In certain embodiments, the polymer layer may include adjacent portions of different polymers. Alternatively, different topographical features may be applied to each polymer of the polymer layer, thereby providing topographical features collectively tailored by the physical form of the surface and the polymer material from which they are formed.

In certain example methods, the radiation curing of the polymer layer may be performed as a single step, after all topographical features are formed. Alternatively, each topographical feature may be formed and then subsequently locally cured. Alternatively, one or more topographical features may be formed and cured simultaneously.

In certain example methods, radiation curing may use ultraviolet or microwave radiation. In addition, other radiation curing may be used, such as infrared or visible light.

The polymer layer may be radiation cured prior to the cleaning surface being mounted to the cleaning roll, or the polymer layer may be radiation cured after being mounted.

Claims

1. A cleaning surface for contacting a cleaning device, comprising:

a substrate detachably mounted to the contact cleaning apparatus, the substrate supporting a first polymer layer having a surface,

and wherein the first polymer layer is radiation cured.

2. The cleaning surface of claim 1, wherein a second topographical feature or layer is applied to and/or formed on at least one other portion of the polymer layer.

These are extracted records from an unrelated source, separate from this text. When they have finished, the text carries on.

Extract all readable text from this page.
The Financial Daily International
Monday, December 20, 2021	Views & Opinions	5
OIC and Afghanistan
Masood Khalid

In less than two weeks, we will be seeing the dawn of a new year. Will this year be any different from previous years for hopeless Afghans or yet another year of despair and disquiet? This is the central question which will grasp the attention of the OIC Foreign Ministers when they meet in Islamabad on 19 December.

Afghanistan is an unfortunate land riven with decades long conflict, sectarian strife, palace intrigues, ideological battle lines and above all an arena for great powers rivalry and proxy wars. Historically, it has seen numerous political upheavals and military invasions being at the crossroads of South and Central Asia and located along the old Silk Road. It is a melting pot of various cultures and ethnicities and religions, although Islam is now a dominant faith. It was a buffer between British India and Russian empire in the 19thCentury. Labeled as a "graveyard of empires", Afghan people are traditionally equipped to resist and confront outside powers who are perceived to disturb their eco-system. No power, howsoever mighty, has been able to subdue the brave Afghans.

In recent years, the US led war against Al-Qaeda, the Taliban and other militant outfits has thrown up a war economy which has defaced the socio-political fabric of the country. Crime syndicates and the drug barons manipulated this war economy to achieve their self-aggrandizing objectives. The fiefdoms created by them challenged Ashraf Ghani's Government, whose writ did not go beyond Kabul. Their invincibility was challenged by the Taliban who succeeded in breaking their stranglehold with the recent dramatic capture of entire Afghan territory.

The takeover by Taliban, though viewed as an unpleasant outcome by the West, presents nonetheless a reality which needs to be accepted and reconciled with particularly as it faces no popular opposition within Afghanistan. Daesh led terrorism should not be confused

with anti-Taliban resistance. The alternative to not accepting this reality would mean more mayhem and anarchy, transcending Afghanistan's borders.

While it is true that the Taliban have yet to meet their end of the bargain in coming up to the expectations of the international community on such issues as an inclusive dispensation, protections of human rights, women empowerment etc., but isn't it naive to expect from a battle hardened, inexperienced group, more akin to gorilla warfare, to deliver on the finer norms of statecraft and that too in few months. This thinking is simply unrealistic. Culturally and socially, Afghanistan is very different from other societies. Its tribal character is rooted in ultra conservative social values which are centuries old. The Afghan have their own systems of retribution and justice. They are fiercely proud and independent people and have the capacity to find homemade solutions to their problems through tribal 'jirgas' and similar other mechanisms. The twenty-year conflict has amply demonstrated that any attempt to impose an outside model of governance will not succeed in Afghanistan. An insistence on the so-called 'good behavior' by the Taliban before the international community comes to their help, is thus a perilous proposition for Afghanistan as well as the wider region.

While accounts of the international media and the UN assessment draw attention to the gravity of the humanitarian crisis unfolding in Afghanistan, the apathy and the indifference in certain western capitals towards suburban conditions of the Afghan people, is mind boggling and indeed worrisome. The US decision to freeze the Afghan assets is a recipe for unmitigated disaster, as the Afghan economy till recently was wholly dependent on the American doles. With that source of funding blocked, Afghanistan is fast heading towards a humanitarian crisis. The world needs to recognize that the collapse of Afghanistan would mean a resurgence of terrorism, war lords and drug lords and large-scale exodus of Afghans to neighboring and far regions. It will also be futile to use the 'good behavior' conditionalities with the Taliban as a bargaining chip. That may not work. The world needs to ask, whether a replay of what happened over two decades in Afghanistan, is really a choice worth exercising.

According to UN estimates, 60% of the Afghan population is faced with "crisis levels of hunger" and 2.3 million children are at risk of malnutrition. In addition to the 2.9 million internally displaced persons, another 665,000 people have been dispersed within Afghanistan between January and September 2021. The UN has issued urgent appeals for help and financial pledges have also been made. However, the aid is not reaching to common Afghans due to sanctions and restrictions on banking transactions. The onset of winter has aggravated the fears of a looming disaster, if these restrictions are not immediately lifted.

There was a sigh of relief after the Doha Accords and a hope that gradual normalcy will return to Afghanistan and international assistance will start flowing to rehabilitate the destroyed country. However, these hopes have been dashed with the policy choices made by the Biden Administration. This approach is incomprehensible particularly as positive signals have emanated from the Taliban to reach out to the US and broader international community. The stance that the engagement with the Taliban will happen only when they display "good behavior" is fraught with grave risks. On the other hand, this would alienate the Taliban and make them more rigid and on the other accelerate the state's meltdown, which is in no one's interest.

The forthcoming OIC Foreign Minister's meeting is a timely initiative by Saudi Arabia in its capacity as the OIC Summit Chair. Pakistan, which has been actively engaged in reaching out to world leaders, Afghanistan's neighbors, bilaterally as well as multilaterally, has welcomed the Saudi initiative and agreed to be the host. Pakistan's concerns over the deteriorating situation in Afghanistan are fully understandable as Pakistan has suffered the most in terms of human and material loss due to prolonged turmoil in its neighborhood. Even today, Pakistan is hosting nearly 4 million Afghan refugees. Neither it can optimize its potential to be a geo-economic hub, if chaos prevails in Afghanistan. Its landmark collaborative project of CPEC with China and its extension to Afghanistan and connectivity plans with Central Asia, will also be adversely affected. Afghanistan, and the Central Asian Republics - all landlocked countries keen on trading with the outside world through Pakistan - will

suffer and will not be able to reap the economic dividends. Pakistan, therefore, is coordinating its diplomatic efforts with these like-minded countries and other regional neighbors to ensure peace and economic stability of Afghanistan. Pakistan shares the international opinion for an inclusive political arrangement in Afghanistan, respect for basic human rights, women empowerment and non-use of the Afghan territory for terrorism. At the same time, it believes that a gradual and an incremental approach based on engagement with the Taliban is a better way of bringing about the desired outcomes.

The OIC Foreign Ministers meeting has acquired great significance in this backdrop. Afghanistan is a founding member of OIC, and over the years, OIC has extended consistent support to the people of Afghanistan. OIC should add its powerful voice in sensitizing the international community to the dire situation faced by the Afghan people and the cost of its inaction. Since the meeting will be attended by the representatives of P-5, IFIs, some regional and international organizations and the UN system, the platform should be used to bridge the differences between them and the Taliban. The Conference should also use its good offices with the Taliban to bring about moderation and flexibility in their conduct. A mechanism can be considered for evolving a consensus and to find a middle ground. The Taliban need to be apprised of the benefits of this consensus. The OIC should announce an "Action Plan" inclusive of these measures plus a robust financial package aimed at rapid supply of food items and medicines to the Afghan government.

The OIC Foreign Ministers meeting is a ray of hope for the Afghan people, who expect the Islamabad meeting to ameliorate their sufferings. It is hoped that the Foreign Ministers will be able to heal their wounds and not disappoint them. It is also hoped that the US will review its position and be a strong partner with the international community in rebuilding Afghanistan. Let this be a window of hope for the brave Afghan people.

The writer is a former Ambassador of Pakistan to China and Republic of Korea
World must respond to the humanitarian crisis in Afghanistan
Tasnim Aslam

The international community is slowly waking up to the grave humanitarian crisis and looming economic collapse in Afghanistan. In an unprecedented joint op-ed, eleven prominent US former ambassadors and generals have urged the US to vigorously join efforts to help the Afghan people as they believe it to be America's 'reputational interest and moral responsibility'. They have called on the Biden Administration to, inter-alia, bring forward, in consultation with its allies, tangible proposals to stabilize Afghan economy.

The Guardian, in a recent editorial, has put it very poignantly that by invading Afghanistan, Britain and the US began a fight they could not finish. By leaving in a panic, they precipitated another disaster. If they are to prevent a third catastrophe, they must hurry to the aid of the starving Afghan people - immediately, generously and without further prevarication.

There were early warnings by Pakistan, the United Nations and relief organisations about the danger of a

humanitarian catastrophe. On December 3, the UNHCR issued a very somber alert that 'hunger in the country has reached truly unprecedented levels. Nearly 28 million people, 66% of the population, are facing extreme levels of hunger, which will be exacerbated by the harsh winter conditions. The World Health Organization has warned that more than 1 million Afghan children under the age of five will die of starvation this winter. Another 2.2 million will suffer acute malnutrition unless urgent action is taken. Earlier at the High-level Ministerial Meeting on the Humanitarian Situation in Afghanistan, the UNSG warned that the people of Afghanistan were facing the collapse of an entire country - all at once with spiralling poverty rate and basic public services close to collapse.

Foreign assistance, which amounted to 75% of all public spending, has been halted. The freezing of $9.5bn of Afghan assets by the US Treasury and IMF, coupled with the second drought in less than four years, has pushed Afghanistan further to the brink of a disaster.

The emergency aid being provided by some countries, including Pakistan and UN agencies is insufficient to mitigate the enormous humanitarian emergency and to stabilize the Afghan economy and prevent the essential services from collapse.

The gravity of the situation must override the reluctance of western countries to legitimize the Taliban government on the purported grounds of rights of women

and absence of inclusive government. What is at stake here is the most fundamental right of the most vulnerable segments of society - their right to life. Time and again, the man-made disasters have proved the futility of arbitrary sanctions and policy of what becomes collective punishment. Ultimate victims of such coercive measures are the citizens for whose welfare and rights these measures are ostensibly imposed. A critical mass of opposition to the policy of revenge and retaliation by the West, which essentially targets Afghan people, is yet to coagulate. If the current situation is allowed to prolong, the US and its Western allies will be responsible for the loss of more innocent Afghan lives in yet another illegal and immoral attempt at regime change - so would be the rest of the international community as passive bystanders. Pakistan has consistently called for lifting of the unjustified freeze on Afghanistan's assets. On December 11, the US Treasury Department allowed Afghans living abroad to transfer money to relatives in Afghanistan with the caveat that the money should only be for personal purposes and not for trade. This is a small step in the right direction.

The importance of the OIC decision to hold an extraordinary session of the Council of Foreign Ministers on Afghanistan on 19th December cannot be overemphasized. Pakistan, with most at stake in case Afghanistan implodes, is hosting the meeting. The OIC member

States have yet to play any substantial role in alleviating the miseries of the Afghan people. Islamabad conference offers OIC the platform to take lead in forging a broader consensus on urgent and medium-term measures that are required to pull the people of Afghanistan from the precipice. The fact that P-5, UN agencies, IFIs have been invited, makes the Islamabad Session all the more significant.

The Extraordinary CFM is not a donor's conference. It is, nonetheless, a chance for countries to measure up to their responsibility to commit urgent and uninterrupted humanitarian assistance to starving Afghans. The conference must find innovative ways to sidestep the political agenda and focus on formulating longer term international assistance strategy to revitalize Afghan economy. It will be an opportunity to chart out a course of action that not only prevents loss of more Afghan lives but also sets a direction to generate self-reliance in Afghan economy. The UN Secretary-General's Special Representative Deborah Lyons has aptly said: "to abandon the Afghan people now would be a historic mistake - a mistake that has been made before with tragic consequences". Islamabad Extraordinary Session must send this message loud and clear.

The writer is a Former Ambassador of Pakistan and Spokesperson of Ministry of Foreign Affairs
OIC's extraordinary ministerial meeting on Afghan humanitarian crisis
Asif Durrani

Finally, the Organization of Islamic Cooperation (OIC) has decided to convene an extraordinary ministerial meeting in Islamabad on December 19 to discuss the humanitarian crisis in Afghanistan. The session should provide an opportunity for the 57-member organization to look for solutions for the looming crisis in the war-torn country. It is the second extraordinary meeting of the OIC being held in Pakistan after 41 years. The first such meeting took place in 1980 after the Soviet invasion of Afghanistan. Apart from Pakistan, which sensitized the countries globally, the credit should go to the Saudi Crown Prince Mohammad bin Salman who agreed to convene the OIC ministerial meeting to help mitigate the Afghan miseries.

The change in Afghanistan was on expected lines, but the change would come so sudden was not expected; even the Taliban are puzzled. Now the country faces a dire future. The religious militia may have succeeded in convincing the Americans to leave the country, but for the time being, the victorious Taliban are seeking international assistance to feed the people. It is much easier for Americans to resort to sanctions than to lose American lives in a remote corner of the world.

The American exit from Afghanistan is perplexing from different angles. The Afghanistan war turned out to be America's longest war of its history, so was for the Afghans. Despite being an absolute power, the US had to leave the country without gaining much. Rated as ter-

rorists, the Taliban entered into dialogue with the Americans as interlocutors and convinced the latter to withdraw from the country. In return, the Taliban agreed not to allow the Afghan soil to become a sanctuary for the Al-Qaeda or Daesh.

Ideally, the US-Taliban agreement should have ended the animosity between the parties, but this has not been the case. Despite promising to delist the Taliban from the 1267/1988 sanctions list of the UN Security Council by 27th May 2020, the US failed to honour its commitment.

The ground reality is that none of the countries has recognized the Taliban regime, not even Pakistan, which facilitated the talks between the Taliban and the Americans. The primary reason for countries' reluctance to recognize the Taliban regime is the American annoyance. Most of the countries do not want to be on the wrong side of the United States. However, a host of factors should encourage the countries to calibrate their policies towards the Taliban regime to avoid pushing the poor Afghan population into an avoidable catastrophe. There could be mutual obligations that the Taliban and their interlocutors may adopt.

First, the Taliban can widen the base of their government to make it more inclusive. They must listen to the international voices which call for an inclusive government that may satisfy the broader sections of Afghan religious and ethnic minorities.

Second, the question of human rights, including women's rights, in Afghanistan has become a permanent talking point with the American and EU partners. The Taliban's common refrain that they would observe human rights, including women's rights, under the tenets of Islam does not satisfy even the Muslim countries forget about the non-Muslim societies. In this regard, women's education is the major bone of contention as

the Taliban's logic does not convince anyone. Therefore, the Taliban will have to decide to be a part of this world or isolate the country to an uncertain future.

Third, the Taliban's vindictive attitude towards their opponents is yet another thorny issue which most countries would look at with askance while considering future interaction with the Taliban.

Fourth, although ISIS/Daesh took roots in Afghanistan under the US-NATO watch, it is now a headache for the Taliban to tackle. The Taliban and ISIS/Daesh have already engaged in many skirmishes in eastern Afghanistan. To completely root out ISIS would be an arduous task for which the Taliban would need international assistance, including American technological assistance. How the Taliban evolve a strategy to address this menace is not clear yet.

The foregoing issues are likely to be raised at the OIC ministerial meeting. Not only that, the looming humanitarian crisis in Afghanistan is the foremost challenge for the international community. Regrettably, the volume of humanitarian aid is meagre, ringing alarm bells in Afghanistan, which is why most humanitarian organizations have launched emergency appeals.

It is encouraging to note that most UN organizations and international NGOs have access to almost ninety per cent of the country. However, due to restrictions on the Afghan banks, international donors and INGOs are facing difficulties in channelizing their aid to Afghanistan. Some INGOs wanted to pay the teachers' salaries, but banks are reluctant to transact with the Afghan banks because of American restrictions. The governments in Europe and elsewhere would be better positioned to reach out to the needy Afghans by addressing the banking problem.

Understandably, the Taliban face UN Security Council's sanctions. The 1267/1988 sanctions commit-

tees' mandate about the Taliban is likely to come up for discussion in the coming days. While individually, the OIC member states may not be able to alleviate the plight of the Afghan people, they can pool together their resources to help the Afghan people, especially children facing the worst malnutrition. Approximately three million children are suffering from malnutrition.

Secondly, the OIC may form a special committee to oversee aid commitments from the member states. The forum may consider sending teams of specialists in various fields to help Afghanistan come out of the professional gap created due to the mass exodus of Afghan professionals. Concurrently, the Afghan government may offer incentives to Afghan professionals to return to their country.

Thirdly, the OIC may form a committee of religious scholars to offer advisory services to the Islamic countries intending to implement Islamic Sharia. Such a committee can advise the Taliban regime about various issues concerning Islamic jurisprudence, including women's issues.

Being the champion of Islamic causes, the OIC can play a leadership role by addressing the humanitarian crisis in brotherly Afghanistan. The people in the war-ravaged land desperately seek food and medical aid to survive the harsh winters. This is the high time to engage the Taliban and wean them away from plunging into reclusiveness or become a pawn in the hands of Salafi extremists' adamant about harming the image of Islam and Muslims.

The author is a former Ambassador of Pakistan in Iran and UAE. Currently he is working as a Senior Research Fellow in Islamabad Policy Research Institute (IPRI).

3. The cleaning surface of claim 2, wherein the second topographical feature is dimensionally different from the first topographical feature.

4. A cleaning surface according to any one of claims 1 to 3, wherein the first topographical feature comprises a regular or irregular pattern.

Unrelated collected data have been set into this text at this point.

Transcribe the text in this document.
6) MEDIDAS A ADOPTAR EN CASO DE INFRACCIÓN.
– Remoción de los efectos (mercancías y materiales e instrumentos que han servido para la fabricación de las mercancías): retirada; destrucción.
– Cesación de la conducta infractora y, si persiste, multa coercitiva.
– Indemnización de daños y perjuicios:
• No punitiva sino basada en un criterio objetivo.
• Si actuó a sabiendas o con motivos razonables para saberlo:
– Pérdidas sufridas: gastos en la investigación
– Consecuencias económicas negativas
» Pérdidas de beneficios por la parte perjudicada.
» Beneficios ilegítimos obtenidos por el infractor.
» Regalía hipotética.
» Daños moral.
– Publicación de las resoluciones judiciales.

5. The cleaning surface of any preceding claim, wherein the substrate provides dimensional stability to the cleaning surface.

6. A cleaning surface according to any preceding claim, wherein the substrate comprises a plastic film or a metal foil.

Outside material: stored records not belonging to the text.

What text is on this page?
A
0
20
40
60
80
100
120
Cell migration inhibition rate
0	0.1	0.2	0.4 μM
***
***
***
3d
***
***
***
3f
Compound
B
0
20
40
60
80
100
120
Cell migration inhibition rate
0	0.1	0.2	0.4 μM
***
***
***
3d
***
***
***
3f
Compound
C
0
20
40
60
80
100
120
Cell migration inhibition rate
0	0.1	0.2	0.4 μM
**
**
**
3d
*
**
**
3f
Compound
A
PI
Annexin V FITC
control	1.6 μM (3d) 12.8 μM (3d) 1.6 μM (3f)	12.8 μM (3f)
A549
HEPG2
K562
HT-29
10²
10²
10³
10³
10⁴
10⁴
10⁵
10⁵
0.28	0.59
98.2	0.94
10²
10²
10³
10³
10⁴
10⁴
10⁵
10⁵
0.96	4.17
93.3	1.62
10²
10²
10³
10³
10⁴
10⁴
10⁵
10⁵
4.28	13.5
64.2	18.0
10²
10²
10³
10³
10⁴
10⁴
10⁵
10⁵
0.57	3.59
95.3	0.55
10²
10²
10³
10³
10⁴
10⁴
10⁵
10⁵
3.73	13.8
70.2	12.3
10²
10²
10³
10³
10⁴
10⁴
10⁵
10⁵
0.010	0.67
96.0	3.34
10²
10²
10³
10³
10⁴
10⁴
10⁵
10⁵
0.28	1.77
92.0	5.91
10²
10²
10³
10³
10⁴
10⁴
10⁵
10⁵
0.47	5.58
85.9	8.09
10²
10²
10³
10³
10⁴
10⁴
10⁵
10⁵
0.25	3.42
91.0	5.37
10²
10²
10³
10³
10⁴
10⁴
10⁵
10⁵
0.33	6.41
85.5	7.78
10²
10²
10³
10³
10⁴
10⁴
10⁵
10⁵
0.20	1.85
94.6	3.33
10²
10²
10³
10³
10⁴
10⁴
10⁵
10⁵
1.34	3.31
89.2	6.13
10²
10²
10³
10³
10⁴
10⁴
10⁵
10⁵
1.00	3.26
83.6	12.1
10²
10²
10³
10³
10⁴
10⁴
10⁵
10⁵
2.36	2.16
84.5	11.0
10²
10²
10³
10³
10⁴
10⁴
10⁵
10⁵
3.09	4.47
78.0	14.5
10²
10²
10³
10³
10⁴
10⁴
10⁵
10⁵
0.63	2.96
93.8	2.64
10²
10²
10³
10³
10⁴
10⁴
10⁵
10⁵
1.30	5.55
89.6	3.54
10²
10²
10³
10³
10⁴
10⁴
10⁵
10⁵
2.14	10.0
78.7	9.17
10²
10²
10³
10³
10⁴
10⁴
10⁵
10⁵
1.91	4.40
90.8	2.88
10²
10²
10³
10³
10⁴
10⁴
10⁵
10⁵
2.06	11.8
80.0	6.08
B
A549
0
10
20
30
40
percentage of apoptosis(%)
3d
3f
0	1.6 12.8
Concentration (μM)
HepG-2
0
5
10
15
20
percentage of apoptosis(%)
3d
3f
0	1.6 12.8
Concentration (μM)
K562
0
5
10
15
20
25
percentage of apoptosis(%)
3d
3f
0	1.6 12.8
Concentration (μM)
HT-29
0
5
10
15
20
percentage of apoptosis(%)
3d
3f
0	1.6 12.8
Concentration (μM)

7. The cleaning surface of any one of claims 1 to 5, wherein the substrate comprises a mesh.

8. The cleaning surface of any preceding claim, wherein the first polymer layer comprises an antistatic agent.

9. The cleaning surface of any preceding claim, wherein the first polymer layer is static dissipative.

10. The cleaning surface of any preceding claim, wherein the first polymer layer comprises an elastomer.

11. The cleaning surface of any preceding claim, wherein the cleaning surface is formable into a cylinder or a cylindrical cap.

12. A cleaning surface according to any preceding claim, wherein a second polymer layer is provided between the substrate and the first polymer layer.

13. The cleaning surface of claim 12, wherein the second polymer layer comprises a different polymer than the first polymer layer.

14. The cleaning surface according to any one of claims 1 to 13, wherein the cleaning surface is provided as a belt or sheet.

15. A contact cleaning roller comprising a roller core, wherein the contact cleaning surface according to any one of claims 1 to 14 is detachably mounted on at least a portion of the roller core.

16. A contact cleaning apparatus comprising the contact cleaning roller of claim 15.

17. A contact cleaning device as claimed in claim 16, wherein the contact cleaning roller is adapted to operatively interact with a workpiece surface such that the contact cleaning surface collects debris from the workpiece surface.

18. A method of forming a cleaning surface for contacting a cleaning device, comprising:

providing a substrate detachably mounted to the contact cleaning apparatus,

a polymer layer is applied to the substrate to form a clean surface,

19. The method of claim 18, further comprising curing the polymer layer with radiation, wherein providing the at least first topographical feature occurs before, during, or after the curing.

20. The method of claim 19, further comprising mounting the substrate onto the contact cleaning apparatus after curing the polymer layer.

21. The method of claim 18, wherein the at least one topographical feature is provided by masking, printing or embossing the polymer layer.

22. The method of claim 21, wherein the mask comprises a negative or positive photoresist.

23. The method of any one of claims 18 to 22, wherein the at least one topographical feature comprises a plurality of topographical features provided sequentially on the polymer layer.